Snow is not actually white but clear -- it is the reflection of light through the millions of tiny crystals that gives it a white appearance. There is much less water in a given volume of snow than there is in a given volume of rain, due to the spaces and the nature of the ice crystals themselves. Snow's density is about 8% that of water, meaning that 1 inch of rain is equivalent to 13 inches of snow.

The buildup and compaction of snow

When snow falls, it is initially 8% as dense as water, but the weight of the snow and the pressure of wind on its surface will soon compact it until it is 30% as dense as water. It can compact further while remaining snow, but this further compaction is caused by solar heating and refreezing.

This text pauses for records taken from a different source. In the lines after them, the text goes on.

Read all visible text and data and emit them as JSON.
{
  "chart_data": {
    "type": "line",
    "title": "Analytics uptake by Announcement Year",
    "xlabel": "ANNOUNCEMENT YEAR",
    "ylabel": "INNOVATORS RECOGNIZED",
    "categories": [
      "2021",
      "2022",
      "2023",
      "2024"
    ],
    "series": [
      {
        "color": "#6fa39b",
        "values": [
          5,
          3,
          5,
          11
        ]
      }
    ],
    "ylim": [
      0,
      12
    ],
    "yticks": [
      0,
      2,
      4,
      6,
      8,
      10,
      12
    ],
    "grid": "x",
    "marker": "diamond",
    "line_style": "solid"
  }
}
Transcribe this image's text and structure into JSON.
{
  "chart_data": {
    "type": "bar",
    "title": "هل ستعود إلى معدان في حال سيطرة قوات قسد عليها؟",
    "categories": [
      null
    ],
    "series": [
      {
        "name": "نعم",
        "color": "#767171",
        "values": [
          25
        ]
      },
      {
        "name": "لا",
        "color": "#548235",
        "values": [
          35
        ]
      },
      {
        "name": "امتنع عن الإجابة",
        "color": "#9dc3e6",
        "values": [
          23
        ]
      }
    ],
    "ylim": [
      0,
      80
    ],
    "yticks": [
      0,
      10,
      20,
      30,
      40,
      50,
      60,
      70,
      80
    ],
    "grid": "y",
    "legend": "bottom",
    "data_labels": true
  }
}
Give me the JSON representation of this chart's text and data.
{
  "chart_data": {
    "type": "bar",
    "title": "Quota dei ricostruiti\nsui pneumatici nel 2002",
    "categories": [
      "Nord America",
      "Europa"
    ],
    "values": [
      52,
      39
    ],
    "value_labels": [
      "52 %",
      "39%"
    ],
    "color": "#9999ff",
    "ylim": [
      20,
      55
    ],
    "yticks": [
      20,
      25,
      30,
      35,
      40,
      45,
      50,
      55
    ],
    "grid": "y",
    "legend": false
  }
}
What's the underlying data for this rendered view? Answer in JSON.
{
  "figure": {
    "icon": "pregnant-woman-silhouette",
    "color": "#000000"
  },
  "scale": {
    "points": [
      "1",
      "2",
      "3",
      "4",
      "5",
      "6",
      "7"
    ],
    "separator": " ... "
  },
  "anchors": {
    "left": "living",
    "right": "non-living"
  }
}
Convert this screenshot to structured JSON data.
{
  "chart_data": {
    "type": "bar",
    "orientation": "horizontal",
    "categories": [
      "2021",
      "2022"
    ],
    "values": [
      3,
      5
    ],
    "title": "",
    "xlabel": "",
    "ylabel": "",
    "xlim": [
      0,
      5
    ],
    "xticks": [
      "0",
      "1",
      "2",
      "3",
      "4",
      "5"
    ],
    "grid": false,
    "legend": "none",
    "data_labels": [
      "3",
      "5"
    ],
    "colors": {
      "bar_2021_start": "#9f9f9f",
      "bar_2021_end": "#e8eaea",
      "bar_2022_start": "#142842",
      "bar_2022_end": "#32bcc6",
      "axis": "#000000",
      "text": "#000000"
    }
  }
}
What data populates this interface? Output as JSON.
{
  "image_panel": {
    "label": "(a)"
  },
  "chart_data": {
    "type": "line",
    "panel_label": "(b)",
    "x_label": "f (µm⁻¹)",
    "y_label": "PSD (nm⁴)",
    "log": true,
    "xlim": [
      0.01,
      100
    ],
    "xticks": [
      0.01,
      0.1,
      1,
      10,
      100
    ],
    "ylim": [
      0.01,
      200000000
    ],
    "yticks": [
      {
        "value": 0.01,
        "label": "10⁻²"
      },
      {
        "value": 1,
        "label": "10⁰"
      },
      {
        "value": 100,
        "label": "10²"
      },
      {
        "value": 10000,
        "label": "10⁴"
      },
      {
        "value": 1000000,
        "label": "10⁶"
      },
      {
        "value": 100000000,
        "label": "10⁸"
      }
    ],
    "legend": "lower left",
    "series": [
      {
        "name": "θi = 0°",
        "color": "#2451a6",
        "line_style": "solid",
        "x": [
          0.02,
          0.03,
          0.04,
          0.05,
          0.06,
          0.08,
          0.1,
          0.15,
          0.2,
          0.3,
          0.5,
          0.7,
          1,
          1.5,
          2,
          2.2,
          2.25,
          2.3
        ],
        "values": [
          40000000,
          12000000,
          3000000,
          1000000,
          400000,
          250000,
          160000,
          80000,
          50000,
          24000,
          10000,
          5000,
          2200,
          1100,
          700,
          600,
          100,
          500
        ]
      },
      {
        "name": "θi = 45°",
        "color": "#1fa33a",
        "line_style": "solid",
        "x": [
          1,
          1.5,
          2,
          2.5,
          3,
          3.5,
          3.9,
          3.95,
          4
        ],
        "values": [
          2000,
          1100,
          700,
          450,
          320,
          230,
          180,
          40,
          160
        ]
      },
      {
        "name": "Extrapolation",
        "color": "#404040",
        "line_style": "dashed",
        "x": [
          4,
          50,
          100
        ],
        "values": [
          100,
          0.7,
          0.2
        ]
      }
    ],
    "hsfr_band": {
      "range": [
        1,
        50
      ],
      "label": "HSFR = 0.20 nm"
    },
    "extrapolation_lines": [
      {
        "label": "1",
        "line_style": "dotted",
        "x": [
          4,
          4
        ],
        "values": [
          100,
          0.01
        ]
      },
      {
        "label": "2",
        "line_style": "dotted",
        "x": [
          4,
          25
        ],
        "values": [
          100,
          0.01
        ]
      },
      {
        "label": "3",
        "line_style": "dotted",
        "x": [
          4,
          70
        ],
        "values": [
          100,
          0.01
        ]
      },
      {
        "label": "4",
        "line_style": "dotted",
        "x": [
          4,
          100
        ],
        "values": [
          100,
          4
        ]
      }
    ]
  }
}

Snow does not build up infinitely over the winter partly due to compaction, partly to occasional thaws, and partly to sublimation. Sublimation is evaporation directly from a solid to a gaseous state -- in other words, the ice crystals turn directly into water vapor without melting first. This happens when the air is dry enough to pull moisture out of the snowflakes directly -- a process which is helped by wind. Without these mechanisms, snow would heap up steadily until the Spring thaw and reach astounding depths in the northern regions.

The importance of snow

Snow is important for both natural plant life and human crops because it does tend to build up over the winter, then release a large amount of water in the spring, giving seedlings the head start they need to grow vigorously and survive. The fact that the ground is often frozen a short distance below the surface magnifies this effect, since it keeps the meltwater from draining off too quickly after the thaw. The meltwater from thawing snow is a crucial part of both natural vegetation's and human crops' life cycles.

Snow also provides people with opportunities for recreation of many kinds. Skiing, snowboarding, snowmobiling, snowshoeing, snowball fights, and snow sculpting all make use of the unique properties of snow. If a human's weight is distributed over a large enough area, snow can easily support it. This makes rapid travel over snow possible, especially since snow has very low friction and skis will slide over it under most normal circumstances. Snow therefore increases human enjoyment, provides some aesthetic and poetic pleasure, and has a positive economic effect in the areas that are popular for winter recreation.

Snow can also be a winter hazard. Roads are made slippery by snowflakes, or blocked by wind-raised drifts of snow, which can be quite hard and difficult to clear because of the crystalline arms of the snowflakes locking together under the pressure of the wind. Shoveling snow is hard work, and some elderly people are at risk of heart attacks when they are attempting to clear paths and driveways. Snow can even cause weak buildings to collapse if it is allowed to build up on their roofs. Like all of weather's phenomena, snow is a mixed blessing, but also remains crucial to the large-scale health of the planet's meteorological life cycle.